Brunello di Montalcino and its younger sibling Rosso di Montalcino, Chianti Classico (look for the black rooster), Vino Nobile di Montepulciano, the Super Tuscans of Bolgheri, and Vernaccia di San Gimignano if you want a white. We taste them where they are made, with the people who made them.
Are private winery visits possible?
That is the heart of what we do. Most of your visits are private, with the owner or winemaker, including estates that do not open to the public at all. It is the difference between a tasting-room flight and an afternoon in someone's cellar.

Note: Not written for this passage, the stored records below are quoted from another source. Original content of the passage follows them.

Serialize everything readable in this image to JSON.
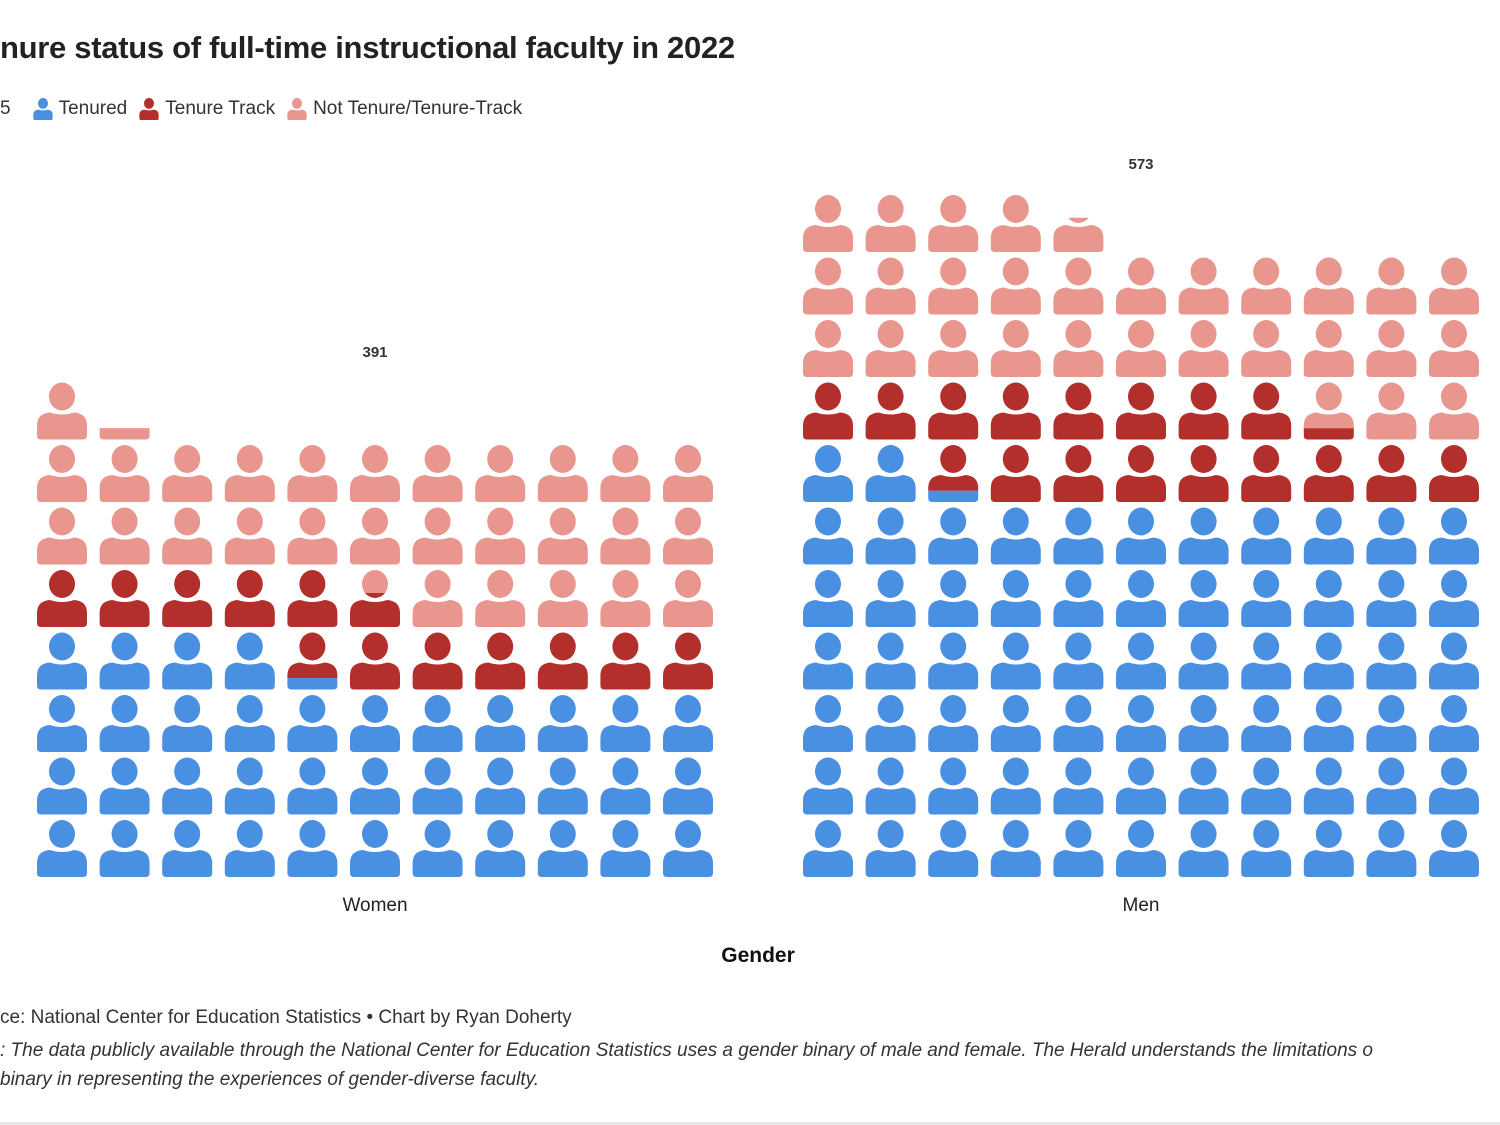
{
  "title": "nure status of full-time instructional faculty in 2022",
  "legend": {
    "unit_label": "5",
    "items": [
      {
        "label": "Tenured",
        "color": "#4a90e2"
      },
      {
        "label": "Tenure Track",
        "color": "#b22f2b"
      },
      {
        "label": "Not Tenure/Tenure-Track",
        "color": "#e8968e"
      }
    ]
  },
  "chart_data": {
    "type": "pictogram",
    "units_per_icon": 5,
    "icons_per_row": 11,
    "xlabel": "Gender",
    "categories": [
      "Women",
      "Men"
    ],
    "totals": [
      "391",
      "573"
    ],
    "series": [
      {
        "name": "Tenured",
        "values": [
          186,
          341
        ]
      },
      {
        "name": "Tenure Track",
        "values": [
          62,
          85
        ]
      },
      {
        "name": "Not Tenure/Tenure-Track",
        "values": [
          143,
          147
        ]
      }
    ]
  },
  "footer": {
    "source": "ce: National Center for Education Statistics • Chart by Ryan Doherty",
    "note_line1": ": The data publicly available through the National Center for Education Statistics uses a gender binary of male and female. The Herald understands the limitations o",
    "note_line2": "binary in representing the experiences of gender-diverse faculty."
  }
}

How physical are the days?
Gentle. Some walking through vineyards and hill towns on uneven stone, an optional dawn truffle hunt in the woods, otherwise short drives and long lunches. We pace the days to you, and there is always the option to do less.
What makes Brunello different from Chianti Classico?
Brunello di Montalcino is 100% Sangiovese Grosso, serious and built to age for decades. Chianti Classico, marked by the black rooster, is brighter and more savoury, made to drink younger. Same grape, two temperaments. We taste them side by side so the difference lands in your mouth, not just on paper.
Designed by Vinspiration
The people who open the doors.
Every Tuscany journey is built by hand by the two of us, from relationships with producers we have kept for two decades, not from a catalogue.

Guy Haran
Twenty years building wine journeys across Italy and beyond. A Riedel ambassador and WSET-trained wine educator, author of the book Wine Journey and host of the Wine is Basic podcast. The friendships that open the cellar doors in Montalcino, Chianti, and Bolgheri are his, built one harvest at a time.

Mor Koral
An MSc in Gastronomy from the University of Gastronomic Sciences in Pollenzo, the Slow Food university, and a global winner of the Patrón Perfectionists bartending championship. She designs the rhythm of every trip: which lunch runs long, which winemaker you should meet, where the day should slow down.